Flanders Pale Ale
The Chiltern Brewery take particular pride in their special limited edition beers and Flanders Pale Ale released yesterday (Tuesday 29th July) has been a true labour of love and inspiration. The ale was launched today by Roger Protz at the brewery in Terrick.
Award winning beer writer and editor of CAMRA’s Good Beer Guide Roger Protz first suggested the brewing of a Flanders Ale to mark the centenary of the start of the World War One and the close brewing links between Belgium and Britain. Following the success of their collaboration on Ruby Ale to celebrate 40 years of CAMRA’s Good Beer Guide, Head Brewer Tom Jenkinson and Roger devised a recipe for a beer that uses pale and Vienna malts, along with a Belgian version of the English Challenger hop from Poperinge, close to Ypres in Flanders. The use of Belgian hops is a first for the brewery.
The result is Flanders Pale Ale 6.2% vol, a truly special limited edition and bottle conditioned beer, deep golden in colour with a smooth palate, a subtle burnt toffee flavour and a well balanced hop note.
“Belgium and Britain are united by a love of pale ale – a passion cemented by Britain’s support for Belgian independence during World War One. Flanders Ale, based on authentic recipes from that period, salutes a great beer style”, says Roger Protz.
“We really hope that Flanders Pale Ale will be a fitting memorial to the spirit and bravery of the soldiers of 1914 and a celebration of this wonderful beer style and the many links between the Belgian and British brewers”, says Tom Jenkinson.
On Wednesday 29th July 1914 an Austrian bombardment of Belgrade began and at 11pm on Tuesday 4th August 1914 Britain ‘commenced hostilities’. The low-lying and agriculturally fertile northern part of Belgium known as Flanders was a scene of heavy fighting in WW1. The poppies that covered the landscape came to symbolize the war dead.
Pale ale was a style of beer reminiscent of home and close to the hearts of British soldiers, although pale ales had been imported into Belgium before the war.
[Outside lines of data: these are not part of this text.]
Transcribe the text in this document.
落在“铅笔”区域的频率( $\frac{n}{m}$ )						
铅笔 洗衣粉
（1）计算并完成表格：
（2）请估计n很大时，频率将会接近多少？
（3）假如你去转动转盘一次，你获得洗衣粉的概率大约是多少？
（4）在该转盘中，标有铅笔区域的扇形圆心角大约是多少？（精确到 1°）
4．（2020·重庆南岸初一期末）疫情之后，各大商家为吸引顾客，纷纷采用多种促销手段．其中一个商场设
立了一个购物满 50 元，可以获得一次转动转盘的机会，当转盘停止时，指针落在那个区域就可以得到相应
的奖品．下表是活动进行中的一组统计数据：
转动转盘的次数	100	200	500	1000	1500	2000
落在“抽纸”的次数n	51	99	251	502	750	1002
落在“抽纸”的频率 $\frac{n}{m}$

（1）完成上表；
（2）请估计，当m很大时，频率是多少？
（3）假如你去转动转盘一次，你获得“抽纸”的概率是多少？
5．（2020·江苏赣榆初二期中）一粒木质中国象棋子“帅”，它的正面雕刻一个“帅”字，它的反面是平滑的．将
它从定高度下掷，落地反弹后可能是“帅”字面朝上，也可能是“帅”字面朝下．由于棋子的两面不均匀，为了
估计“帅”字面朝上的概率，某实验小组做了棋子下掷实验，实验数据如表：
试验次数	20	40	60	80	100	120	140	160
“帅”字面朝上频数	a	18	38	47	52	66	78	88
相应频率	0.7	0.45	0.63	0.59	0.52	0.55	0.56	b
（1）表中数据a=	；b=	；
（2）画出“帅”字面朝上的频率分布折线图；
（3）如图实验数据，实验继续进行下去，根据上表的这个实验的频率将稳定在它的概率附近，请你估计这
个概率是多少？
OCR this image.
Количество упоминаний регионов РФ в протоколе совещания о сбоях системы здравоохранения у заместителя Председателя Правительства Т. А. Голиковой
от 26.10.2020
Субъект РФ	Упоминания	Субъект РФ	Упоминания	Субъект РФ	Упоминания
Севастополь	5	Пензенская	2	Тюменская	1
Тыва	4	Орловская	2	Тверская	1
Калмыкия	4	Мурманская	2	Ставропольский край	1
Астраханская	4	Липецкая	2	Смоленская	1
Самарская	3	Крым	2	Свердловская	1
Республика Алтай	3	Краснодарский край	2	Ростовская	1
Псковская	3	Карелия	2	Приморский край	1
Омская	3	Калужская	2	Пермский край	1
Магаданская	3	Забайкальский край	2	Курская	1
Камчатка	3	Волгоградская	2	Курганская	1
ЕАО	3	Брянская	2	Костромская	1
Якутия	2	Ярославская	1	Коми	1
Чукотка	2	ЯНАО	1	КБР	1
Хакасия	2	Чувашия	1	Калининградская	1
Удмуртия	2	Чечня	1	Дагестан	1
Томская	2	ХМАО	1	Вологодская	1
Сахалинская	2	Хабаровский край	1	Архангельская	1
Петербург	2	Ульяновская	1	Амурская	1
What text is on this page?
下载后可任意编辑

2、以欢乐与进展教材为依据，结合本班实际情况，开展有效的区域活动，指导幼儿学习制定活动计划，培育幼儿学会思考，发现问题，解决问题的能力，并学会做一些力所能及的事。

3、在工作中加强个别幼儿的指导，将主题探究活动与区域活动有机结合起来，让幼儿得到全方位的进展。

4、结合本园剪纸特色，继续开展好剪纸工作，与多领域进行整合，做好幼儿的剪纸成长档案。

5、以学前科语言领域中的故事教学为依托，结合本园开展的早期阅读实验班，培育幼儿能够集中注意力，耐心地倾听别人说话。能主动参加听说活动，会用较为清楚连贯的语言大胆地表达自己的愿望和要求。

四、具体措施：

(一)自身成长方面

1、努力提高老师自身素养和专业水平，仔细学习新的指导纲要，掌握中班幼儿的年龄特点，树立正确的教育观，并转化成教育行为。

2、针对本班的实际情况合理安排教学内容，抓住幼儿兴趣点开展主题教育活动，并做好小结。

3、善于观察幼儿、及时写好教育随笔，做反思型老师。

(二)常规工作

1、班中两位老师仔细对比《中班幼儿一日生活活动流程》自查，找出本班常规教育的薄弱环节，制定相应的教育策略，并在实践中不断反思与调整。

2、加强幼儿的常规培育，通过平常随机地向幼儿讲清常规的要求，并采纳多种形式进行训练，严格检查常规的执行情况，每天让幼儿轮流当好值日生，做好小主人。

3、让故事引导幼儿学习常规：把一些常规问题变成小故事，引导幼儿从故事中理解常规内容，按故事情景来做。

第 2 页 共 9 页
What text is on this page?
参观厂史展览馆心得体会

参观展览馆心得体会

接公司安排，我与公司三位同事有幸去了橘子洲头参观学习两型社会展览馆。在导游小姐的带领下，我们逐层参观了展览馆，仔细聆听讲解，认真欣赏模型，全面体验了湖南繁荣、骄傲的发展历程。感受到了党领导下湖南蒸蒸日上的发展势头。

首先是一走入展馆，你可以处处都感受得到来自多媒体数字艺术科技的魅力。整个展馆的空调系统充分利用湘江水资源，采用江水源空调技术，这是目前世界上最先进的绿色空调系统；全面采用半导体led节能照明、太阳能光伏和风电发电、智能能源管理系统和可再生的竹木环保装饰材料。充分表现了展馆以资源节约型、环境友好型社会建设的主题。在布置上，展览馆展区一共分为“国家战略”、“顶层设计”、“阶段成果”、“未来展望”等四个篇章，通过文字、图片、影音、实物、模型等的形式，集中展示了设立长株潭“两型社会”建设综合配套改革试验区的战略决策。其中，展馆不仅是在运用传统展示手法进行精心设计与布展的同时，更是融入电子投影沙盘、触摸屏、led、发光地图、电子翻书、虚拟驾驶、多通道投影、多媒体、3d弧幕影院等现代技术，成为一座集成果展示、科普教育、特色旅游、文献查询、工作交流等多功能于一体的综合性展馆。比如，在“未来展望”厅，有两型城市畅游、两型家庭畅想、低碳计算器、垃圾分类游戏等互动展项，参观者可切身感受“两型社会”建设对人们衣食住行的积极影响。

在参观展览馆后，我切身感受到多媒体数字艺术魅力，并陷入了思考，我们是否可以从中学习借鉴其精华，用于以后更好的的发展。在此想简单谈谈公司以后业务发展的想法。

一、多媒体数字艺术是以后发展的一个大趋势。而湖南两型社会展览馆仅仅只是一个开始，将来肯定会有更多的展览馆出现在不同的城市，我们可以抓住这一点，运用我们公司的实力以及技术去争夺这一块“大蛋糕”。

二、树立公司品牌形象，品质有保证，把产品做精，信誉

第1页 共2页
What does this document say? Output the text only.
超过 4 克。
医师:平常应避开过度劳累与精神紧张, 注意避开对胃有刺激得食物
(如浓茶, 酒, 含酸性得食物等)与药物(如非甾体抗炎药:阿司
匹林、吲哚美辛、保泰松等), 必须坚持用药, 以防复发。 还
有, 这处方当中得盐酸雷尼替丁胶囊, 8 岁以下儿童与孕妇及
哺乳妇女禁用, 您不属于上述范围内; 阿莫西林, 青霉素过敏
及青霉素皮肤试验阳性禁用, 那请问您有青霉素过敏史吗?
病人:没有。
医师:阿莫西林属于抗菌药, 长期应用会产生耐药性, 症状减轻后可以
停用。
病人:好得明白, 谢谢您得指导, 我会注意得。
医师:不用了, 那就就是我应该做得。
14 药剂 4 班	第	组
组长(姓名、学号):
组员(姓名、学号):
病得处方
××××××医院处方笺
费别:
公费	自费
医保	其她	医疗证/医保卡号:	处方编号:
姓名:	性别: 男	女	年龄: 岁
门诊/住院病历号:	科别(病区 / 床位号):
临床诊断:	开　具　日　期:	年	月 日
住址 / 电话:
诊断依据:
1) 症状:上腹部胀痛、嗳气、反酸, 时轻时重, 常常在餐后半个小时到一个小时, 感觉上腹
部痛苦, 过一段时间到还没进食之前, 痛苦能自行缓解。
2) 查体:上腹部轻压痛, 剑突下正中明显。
In addition, a number of Belgian breweries produced their interpretations of British pale ale before, during and after the war and they continue to this day. It is in this spirit that Flanders Pale Ale has been created.
Roger Protz is editorof CAMRA’s Good Beer Guide, twice winner of the Glenfiddich Drink Writer Award and Fuller’s ESB Gold Award for Best Writing for Beer and Pub Trade Press 2013.